Specific, implementable recommendation about how to best make women safer is hard to come by. However, Coulter’s article reads as yet another way of telling women to sober up, lest they be caught unawares in the grip of the patriarchy. Only her words have been reshared by Quartz and feminist bloggers across the internet, and they are potentially more dangerous for it. Coulter’s stance is incompatible with a “feminism of choice,” in which women are empowered to and empowered by their own choices, whatever they may be. (The dominant criticism of this brand of feminism is that women’s actions are constrained by sexist institutions and cultural expectations.)
Historically, men’s drinking symbolized “their freedom to disregard responsibilities at work or at home.” In other words, men’s use of alcohol was a resounding middle finger. It was the privilege to say, “no.” “No, I’d rather take a three-hour lunch and drink martinis than return to work.” “No, I’d rather go out with the boys after work than see my children to bed.”

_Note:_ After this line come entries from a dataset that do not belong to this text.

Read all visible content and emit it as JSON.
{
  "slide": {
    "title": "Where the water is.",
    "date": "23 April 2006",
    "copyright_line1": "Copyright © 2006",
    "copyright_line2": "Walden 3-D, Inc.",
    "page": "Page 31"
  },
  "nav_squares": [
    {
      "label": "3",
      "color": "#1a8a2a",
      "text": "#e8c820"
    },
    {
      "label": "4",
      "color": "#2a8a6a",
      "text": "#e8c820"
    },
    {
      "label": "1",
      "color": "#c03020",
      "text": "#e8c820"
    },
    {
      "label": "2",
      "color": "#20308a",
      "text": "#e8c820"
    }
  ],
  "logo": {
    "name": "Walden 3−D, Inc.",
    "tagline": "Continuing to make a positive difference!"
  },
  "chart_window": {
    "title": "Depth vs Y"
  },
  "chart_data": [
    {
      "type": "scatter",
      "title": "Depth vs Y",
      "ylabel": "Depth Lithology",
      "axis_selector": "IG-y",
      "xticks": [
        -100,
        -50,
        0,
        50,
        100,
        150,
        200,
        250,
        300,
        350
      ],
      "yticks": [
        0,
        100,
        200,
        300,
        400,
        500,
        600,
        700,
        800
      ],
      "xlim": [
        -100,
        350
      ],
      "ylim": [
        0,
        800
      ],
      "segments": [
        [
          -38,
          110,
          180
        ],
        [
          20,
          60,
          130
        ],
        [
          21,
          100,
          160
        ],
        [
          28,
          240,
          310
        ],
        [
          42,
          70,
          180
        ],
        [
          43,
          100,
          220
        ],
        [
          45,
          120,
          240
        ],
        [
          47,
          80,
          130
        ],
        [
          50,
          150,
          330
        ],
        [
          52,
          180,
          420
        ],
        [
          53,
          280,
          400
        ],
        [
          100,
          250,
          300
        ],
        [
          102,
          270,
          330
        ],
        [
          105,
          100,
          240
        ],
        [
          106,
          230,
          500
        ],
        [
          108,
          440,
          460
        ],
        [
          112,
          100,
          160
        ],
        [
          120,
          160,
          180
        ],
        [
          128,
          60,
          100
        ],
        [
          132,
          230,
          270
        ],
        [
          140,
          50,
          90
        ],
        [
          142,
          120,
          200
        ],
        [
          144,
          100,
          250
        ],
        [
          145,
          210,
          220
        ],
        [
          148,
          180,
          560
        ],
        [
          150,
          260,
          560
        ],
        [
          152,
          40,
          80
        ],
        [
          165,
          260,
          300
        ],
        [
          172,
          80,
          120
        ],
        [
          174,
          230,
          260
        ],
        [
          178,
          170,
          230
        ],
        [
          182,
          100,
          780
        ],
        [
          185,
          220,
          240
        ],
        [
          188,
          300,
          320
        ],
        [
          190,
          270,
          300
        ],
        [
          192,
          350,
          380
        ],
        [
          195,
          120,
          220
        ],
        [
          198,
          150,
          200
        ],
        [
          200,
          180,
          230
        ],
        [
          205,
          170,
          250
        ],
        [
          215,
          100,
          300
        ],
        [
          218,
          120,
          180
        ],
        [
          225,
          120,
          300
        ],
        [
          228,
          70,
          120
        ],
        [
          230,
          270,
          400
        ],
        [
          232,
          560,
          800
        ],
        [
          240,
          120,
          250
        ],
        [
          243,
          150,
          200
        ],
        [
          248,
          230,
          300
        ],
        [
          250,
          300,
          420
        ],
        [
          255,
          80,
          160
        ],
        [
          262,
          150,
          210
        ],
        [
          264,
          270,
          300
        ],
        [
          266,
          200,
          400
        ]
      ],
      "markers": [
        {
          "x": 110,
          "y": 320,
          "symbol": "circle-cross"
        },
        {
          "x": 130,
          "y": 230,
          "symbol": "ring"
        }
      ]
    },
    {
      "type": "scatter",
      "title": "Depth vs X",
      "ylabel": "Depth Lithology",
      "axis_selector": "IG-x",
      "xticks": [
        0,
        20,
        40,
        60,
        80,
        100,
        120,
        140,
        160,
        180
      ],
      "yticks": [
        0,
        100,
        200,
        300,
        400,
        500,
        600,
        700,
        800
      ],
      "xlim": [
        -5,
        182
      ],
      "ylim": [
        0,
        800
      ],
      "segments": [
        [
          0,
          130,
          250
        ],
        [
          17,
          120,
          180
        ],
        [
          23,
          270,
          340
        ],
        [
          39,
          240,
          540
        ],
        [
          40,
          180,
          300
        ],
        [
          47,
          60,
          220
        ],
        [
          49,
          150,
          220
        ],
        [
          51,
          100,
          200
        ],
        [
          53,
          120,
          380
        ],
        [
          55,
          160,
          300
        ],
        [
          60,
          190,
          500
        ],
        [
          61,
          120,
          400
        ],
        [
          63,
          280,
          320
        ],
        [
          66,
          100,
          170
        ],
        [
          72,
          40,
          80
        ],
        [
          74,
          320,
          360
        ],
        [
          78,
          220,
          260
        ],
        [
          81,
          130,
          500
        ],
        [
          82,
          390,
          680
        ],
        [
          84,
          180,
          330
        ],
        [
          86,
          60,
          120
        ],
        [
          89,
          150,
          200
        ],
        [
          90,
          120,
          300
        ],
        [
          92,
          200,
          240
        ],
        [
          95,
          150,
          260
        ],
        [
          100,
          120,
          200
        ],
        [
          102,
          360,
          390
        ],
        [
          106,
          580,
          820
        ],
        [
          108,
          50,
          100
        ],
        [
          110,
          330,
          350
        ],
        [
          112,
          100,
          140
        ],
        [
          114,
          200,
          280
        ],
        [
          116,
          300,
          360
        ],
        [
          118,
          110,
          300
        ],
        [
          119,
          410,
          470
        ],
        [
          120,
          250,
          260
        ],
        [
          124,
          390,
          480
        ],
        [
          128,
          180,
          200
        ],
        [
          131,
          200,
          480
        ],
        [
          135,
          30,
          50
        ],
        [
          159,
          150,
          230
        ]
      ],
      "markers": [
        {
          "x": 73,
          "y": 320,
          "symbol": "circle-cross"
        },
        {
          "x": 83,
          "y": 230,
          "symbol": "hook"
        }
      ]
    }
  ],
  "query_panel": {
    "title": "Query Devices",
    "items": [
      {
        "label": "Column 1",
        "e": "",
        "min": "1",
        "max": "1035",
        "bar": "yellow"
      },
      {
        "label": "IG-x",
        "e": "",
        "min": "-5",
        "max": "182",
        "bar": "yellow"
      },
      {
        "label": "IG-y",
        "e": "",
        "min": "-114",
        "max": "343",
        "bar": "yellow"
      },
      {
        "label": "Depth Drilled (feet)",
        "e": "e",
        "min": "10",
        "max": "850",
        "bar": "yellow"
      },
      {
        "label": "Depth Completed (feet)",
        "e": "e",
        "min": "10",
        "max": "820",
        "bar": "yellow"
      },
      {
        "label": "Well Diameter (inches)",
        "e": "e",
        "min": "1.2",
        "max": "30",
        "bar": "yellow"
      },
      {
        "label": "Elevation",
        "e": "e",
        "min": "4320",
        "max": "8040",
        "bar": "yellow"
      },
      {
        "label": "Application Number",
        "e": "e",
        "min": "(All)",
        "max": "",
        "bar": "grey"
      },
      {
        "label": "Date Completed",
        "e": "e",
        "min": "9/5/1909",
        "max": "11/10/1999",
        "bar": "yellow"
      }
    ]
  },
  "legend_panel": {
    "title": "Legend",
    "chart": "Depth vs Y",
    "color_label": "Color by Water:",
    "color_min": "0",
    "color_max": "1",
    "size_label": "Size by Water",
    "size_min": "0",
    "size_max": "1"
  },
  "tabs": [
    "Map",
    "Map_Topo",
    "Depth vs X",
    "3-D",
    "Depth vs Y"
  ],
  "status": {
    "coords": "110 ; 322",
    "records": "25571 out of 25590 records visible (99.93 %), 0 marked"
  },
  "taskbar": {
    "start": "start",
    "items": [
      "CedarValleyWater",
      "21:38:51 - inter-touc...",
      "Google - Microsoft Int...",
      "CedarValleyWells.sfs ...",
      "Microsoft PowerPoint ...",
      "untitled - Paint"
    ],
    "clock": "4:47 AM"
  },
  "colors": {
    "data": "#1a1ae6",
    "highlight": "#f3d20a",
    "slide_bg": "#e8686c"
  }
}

Perhaps this right—or privilege—to say “no” is similarly important to some women. Young urbanites today are caught in a miasma of suggestions as to how they should and shouldn’t act in order to be good feminists. Not every prescription can be a good one.
Alcohol will always be a symbol of this more “primitive and hostile” side of one’s self. That side may be more apt to complain about one’s lot in life than to change it, as Coulter suggests. But drunken complaints still surface what our conscious minds may otherwise suppress: deep-seated impulses and beliefs, which reflect the broader ideological wars of our times. Perhaps Coulter’s views on alcohol work best to reveal how embattled women living in a patriarchy are about their “chosen” lifestyles.
Most women will gladly consent to being overworked if it means they’ve “made it,” even though they may have to drink away their sorrows at the end of the day. But they are largely at a loss as to how to behave when it comes to sex. Drunk women in a patriarchy must often confront the fact that men and women are taught to approach sex differently. To be a woman, to know this, and to drink a lot anyway, is an act of defiance—for better and for worse.
Hepola writes in Blackout:
In my life, alcohol often made the issue of consent very murky. More like an ink spill and nothing close to a clear line.
I knew why the women writing on these issues didn’t want to acknowledge gray zones; gray zones were what the other side pounced on to gain ground. But I kept longing for a secret conversation, away from the pitchforks of the Internet, about how hard it was to match the clarity of political talking points to the complexity of life lived at last call. […]
I drank to drown [the nuances], because I wanted the bravado of a sexually liberated woman. I wanted the same freedom from internal conflict my male friends seemed to enjoy. So I drank myself to a place where I didn’t care, but I woke up a person who cared enormously. Many yeses on Friday nights would have been nos on Saturday morning. My consent battle was in me.
Coulter is wrong; overdrinking is not dangerous to the feminist movement. Alcohol is only what it always was: a substance that may surface societal ills in individual actors.